Berita

Aturan Baru Bansos PKH dan BPNT Tahap 4 2025: 1,9 Juta Penerima Dicoret, DTSEN Jadi Data Tunggal, PPATK Ungkap 600 Ribu Pemain Judi

Diperbarui 0 4 mnt baca 662 kata 3 halaman
Aturan Baru Bansos PKH dan BPNT Tahap 4 2025: 1,9 Juta Penerima Dicoret, DTSEN Jadi Data Tunggal, PPATK Ungkap 600 Ribu Pemain Judi

Reaktivasi untuk Penerima Layak

Bagi masyarakat yang masih membutuhkan bansos namun terdampak perubahan data, pemerintah membuka kesempatan untuk melakukan reaktivasi.
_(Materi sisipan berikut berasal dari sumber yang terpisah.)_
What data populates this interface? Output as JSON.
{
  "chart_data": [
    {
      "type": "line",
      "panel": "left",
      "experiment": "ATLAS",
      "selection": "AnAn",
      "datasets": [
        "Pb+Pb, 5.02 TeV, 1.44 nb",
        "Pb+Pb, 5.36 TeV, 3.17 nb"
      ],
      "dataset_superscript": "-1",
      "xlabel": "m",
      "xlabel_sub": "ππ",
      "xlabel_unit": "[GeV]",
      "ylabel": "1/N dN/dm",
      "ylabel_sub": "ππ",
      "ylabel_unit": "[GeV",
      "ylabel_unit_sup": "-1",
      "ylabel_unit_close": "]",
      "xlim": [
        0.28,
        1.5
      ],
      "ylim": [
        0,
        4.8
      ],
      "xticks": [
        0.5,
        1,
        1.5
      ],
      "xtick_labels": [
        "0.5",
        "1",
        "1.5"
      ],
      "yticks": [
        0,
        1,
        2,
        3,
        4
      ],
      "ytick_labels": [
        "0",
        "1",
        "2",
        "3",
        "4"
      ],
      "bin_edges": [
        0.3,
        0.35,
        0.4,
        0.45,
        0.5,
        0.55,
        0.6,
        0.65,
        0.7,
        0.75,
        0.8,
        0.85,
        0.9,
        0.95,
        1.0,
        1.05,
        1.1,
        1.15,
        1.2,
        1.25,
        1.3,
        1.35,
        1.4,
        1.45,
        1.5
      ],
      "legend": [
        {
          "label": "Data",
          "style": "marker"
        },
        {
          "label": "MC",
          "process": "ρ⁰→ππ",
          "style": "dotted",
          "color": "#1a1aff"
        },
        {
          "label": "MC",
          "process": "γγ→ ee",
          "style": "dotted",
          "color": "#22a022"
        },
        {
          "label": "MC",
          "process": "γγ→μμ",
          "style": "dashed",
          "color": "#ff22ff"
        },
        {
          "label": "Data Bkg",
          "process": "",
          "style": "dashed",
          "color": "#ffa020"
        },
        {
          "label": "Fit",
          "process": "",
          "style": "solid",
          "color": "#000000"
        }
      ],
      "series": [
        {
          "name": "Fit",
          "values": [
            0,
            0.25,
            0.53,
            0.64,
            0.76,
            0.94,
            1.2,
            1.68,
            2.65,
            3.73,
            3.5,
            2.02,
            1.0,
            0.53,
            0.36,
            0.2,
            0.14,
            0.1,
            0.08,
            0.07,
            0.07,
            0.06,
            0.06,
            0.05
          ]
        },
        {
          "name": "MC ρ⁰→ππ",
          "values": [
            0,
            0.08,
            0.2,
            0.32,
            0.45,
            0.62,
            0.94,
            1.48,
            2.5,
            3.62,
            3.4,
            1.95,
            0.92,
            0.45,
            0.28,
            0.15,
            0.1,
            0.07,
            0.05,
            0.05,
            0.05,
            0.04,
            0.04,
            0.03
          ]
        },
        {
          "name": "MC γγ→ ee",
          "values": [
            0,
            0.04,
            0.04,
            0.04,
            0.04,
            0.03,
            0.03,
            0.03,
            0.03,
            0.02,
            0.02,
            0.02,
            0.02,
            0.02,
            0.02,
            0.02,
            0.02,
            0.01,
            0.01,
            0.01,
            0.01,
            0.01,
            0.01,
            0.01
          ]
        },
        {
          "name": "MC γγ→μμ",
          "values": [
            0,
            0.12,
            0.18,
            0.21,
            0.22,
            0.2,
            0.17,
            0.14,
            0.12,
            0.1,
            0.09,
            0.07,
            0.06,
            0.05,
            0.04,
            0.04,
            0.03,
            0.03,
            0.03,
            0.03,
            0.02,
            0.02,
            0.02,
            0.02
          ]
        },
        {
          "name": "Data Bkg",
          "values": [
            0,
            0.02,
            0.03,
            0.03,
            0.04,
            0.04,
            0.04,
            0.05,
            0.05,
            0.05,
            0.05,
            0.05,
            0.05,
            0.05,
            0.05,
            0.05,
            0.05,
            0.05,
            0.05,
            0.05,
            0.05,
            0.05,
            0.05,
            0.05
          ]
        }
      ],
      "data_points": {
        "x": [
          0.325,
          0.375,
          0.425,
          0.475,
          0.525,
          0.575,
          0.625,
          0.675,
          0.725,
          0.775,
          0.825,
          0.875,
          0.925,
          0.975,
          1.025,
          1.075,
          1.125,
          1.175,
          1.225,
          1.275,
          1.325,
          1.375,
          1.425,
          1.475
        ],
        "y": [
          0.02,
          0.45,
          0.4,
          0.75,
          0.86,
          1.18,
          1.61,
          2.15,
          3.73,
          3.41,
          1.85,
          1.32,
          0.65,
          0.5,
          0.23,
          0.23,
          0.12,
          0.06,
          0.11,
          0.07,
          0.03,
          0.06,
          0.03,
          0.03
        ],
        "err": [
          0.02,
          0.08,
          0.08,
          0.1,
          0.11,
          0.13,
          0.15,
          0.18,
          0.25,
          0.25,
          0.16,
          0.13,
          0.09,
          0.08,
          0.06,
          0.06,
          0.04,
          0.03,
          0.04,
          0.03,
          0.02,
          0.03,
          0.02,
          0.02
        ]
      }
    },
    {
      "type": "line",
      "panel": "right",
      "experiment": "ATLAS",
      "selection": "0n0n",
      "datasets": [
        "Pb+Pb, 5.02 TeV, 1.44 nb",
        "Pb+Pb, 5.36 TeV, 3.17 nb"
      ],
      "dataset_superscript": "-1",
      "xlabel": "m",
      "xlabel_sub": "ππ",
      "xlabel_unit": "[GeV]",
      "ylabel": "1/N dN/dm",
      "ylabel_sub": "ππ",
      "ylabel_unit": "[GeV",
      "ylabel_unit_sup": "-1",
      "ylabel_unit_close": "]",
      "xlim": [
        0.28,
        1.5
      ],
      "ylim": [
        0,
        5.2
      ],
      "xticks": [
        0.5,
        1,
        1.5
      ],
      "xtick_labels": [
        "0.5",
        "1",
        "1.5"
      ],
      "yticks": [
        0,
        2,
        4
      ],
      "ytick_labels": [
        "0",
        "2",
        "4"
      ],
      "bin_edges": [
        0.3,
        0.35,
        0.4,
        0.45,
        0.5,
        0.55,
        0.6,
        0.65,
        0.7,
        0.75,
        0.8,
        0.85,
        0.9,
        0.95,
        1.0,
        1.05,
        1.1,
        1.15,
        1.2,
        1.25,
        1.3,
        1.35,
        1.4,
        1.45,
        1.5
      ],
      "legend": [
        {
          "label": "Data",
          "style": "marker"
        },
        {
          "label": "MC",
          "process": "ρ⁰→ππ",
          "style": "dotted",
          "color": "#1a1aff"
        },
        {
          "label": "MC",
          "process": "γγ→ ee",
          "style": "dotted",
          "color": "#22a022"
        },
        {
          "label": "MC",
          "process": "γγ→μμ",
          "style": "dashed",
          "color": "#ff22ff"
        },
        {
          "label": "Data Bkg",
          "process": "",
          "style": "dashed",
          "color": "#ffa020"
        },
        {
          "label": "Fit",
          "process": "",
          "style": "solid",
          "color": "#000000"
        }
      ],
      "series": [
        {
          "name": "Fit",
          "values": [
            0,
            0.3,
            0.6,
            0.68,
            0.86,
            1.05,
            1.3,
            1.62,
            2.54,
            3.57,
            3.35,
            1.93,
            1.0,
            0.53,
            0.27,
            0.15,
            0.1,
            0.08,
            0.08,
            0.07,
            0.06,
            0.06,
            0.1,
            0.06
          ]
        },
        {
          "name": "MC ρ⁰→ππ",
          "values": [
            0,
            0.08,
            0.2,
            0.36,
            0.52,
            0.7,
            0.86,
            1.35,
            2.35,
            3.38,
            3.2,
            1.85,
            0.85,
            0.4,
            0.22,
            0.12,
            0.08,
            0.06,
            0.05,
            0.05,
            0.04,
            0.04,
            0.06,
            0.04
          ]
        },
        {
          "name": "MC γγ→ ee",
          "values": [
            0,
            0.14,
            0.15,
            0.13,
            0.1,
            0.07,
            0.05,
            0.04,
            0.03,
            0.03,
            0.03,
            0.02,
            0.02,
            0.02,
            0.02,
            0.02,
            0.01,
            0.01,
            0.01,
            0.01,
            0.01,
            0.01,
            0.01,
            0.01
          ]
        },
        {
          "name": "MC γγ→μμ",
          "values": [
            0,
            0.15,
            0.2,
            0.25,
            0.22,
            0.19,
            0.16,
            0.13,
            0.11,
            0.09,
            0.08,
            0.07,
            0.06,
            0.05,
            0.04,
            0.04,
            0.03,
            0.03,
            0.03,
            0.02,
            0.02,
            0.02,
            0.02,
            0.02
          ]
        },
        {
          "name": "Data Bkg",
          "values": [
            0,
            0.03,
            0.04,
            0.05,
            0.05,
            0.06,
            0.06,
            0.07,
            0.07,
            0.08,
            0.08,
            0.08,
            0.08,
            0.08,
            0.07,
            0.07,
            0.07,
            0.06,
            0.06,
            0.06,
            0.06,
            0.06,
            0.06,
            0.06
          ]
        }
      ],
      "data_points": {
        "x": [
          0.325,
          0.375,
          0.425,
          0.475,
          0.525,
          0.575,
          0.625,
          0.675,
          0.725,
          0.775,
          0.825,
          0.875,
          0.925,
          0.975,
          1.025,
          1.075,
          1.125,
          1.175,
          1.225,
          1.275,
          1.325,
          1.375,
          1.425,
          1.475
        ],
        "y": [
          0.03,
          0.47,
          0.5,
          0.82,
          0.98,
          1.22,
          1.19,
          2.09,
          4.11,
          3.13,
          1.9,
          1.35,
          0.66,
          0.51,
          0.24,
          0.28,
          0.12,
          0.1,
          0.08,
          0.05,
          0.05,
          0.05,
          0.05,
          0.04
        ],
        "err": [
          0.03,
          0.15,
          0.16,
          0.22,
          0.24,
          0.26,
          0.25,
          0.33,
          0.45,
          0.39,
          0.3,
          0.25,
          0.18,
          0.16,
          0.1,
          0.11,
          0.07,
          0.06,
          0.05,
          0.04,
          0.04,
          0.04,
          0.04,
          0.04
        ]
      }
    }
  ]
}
"Bagi mereka yang masuk di dalam desil 1, desil 2 tentu masih ada kesempatan untuk memperoleh bansos kembali dengan cara melakukan reaktivasi sebagai penerima bansos," jelas Gus Ipul.

Proses reaktivasi dapat dilakukan melalui desa/kelurahan atau melalui aplikasi yang telah disiapkan Kemensos bekerja sama dengan Dinas Sosial setempat.

Fokus pada Pemberdayaan

Gus Ipul menegaskan bahwa bansos bersifat sementara dan bertujuan membantu KPM menuju kemandirian ekonomi.

"Bansos itu sementara, pemberdayaan itu selamanya," ujarnya.

Pemerintah kini memperkuat program pemberdayaan sehingga setiap tahunnya bisa lebih terukur.

Mereka yang sudah "naik kelas" atau graduasi dari penerima bansos akan diarahkan untuk mengikuti program-program pemberdayaan yang ada di Kementerian Sosial maupun kementerian lain di bawah koordinasi Menko Pemberdayaan Masyarakat.

Jadwal Penyaluran Tahap 4

Bansos PKH dan BPNT tahap 4 akan disalurkan untuk periode Oktober hingga Desember 2025.

Meskipun pencairan bansos tahap 3 masih berlangsung hingga akhir September, persiapan untuk tahap 4 sudah dimulai dengan verifikasi dan validasi data KPM melalui sistem DTSEN.

"Pemerintah menegaskan komitmennya untuk tidak mengurangi, bahkan akan menambah dan memperkuat program bantuan sosial bagi masyarakat yang benar-benar membutuhkan," kata Gus Ipul setelah bertemu dengan Presiden Prabowo pada Jumat, 19 September 2025.